Over at the Pol, I’ve been trying to answer the question: how long until robots take Brussels lobbyists’ expense accounts? Software. It’s eating the world, they say. You may already have guessed that this is a reprise of Project Lobster, and you’d be right. The inputs are the European Transparency Register, which lists lobbyists and their clients, the Commissioners’ and staffers’ registers of matters (like so), and the survey I administered to readers here. 157 of you responded, for which I am truly thankful.
I used NetworkX, the network analysis library from the great folks at Los Alamos – is that more or less creepy/cool than CreepyDB, sorry, Gaffer? – and a lot of my own work. Having downloaded the transparency register, made it into a two-way hash table, and scraped all the data from the meetings register, I could create some NetworkX graphs and store them. I then wrote a command-line utility to read out key metrics from them.
The metrics I was particularly interested in are as follows:
Weighted network degree. This is just the count of meetings a given node (commissioner, staffer, lobbyist, or lobby) had, multiplied by any weighting applied to reflect the relative importance of meetings. I used the survey results, normalised as percentages of the average result, to weight the different hierarchical ranks (e.g. commissioner, vice-president, member of cabinet) and functional jobs (e.g. competition, transport). I further divided this weighting by the number of lobbies present at the meeting and applied it on a per-edge (NetworkX terminology for a link) basis.
Shortest-path betweenness centrality. This is defined as the fraction of all the most direct routes through the network, using the edge weightings as distances between nodes, that pass through a given node x. What it tells you is how central Mr X is in the network.

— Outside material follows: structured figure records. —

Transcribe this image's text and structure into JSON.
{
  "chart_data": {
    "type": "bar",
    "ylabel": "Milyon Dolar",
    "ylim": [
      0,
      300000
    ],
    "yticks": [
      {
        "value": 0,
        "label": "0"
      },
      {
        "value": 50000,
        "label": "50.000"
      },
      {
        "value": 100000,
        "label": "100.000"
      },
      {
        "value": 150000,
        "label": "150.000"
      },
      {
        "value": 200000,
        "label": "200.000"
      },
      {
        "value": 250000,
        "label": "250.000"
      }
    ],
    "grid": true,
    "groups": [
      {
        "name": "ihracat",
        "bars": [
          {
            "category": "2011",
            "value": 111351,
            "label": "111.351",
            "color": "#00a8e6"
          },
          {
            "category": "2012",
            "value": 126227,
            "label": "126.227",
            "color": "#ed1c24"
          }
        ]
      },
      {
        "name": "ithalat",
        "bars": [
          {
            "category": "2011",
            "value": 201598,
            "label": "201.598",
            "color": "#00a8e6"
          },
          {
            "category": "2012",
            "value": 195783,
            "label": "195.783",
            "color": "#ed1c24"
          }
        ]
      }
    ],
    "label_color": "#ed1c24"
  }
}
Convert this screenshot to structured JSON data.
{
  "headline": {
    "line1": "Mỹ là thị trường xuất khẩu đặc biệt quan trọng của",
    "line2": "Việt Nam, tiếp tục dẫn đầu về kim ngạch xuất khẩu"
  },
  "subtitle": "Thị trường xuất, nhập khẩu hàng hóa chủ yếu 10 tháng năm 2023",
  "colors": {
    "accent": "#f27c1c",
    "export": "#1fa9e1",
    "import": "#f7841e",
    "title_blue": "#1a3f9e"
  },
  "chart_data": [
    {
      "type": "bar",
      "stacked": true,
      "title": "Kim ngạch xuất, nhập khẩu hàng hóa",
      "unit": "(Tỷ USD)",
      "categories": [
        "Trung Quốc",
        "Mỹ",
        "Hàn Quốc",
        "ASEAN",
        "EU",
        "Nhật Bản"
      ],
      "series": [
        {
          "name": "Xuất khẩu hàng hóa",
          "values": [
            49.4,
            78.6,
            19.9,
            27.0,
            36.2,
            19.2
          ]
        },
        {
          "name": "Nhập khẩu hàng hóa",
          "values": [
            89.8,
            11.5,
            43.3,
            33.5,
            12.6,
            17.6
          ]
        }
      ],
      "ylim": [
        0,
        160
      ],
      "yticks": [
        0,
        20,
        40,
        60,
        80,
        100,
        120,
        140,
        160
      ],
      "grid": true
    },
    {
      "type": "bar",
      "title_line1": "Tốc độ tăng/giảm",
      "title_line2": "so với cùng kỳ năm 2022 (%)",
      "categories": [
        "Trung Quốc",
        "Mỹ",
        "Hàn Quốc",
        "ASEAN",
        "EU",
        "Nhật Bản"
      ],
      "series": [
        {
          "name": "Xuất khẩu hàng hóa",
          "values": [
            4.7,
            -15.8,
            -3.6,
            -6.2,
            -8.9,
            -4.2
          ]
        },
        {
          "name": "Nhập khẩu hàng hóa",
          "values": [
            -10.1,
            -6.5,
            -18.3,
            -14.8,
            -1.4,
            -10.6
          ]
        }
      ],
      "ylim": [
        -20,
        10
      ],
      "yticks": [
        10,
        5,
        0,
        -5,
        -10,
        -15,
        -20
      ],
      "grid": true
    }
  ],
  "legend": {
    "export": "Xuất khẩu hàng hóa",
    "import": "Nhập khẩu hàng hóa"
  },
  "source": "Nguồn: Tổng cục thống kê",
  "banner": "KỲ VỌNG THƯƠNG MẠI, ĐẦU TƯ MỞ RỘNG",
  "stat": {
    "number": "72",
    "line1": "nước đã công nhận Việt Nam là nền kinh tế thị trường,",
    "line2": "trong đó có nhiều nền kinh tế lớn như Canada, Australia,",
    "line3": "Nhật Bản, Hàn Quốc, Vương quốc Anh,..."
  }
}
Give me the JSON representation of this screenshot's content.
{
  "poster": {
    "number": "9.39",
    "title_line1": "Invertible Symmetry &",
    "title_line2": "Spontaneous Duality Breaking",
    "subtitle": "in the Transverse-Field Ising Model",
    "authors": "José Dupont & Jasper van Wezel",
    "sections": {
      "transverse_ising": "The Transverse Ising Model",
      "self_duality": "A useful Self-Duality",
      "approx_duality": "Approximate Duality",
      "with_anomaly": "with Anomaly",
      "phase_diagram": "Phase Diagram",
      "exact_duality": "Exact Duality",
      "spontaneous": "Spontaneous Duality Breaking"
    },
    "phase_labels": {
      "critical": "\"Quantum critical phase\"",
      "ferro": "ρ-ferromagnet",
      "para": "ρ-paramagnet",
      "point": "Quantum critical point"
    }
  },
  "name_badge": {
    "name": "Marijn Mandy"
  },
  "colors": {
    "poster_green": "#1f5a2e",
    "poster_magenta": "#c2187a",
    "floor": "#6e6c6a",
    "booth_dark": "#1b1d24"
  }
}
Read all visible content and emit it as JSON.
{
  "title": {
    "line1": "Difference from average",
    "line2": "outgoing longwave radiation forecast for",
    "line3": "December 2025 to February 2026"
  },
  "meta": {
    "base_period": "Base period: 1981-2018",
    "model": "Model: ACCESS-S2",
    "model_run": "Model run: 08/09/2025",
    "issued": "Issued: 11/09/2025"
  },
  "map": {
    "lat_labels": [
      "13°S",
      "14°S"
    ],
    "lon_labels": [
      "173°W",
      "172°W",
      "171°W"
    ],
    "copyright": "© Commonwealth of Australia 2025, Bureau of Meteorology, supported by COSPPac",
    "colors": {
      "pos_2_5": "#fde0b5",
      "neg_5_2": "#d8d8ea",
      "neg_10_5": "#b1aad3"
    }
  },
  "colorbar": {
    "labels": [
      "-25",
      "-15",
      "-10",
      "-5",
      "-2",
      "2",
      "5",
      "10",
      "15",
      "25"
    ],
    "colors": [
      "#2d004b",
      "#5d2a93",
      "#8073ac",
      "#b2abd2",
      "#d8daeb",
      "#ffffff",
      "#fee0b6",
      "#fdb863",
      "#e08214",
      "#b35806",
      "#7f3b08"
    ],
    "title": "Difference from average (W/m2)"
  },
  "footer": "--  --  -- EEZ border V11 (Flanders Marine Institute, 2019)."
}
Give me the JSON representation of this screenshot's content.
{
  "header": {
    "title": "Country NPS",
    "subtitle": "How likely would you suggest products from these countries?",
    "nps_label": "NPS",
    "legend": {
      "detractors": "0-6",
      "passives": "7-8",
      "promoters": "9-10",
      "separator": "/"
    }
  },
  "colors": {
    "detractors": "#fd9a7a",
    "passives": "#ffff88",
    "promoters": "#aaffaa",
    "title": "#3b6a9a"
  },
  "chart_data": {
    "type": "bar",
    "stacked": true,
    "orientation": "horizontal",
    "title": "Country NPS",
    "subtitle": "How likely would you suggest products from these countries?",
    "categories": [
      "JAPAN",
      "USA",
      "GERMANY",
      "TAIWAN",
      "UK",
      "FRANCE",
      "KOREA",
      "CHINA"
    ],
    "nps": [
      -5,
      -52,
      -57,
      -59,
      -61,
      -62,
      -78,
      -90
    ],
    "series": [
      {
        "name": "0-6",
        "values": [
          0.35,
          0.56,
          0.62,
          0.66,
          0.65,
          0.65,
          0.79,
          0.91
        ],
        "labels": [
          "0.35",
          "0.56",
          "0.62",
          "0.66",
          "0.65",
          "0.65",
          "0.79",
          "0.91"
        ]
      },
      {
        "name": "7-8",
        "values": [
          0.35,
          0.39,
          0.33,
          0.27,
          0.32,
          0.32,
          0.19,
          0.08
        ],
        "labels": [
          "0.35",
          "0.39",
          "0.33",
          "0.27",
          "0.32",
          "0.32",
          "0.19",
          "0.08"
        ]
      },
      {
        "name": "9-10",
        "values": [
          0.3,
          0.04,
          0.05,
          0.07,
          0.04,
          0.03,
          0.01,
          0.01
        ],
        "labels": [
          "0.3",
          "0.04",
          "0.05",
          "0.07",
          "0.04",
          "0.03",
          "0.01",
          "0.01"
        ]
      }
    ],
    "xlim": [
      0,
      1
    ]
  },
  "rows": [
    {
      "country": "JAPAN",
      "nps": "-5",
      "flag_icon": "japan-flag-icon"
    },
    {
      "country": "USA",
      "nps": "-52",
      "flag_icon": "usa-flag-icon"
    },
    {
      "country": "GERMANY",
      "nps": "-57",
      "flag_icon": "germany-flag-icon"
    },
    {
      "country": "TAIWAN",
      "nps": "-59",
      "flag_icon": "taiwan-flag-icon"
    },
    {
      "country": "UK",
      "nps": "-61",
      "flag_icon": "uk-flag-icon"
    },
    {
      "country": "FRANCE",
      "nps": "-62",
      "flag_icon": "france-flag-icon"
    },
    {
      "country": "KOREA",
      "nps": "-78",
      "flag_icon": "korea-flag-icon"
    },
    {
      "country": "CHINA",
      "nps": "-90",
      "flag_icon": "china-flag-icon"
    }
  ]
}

Gatekeepership. This is one I invented, and it’s the ratio of the average weighted network degree of people who met node x to the network-wide average – basically, it’s like Value Over Replacement Player for lobbyists, although I was unaware of VORP at the time. It tells you about the extra influence Mr X gives the people they meet relative to the typical node.
Greedy_Fragile. This is the really creepy one, developed by West Point to optimise drone targeting against terrorist networks. It arose from the insight that killing off the most central individuals tended to cause the network to become radically flatter and more decentralised, and therefore harder to target. Instead it might be better to whack lesser power-centres in the network, so as to render it more centralised and therefore, brittle.
It measures how much more or less centralised you make the whole network, being defined as the change in network-wide average centrality if node x is removed. This is why Al-Qa’ida No.3 is such a notoriously dangerous job. The intuition from it is whether someone tends to be an attractor in their own right, or a pillar of the overall structure.
After a lot of hacking painfully about and remembering how much Python I’d forgotten, I got results. Unfortunately, I’d made a seriously unwise assumption, that commissioners and staffers had unique names. Lobbyists do seem to be de-duplicated, but their targets are not. In fact they’re not even up to date or spelled consistently. This resulted in a race-condition: depending on who got scraped first, either all the DG Trade official Jonathan Hill’s meetings would be credited to the Financial Services Commissioner Jonathan Hill, or vice versa.
For a long sad moment I thought I’d discovered something funny. The less important Hill is massively lobbied because people think he’s the more important one! Then I realised the problem, and set about a completely new implementation. I was by this point back in practice, and it took me a day and a half to program it, re-run everything, repeat the data analysis, and rewrite the piece.
The results? Well, you can read them in the Pol. If you’re a masochist you can download all the code here. But if I was a lobbyist I might be thinking about learning to code. It’s the future. They said.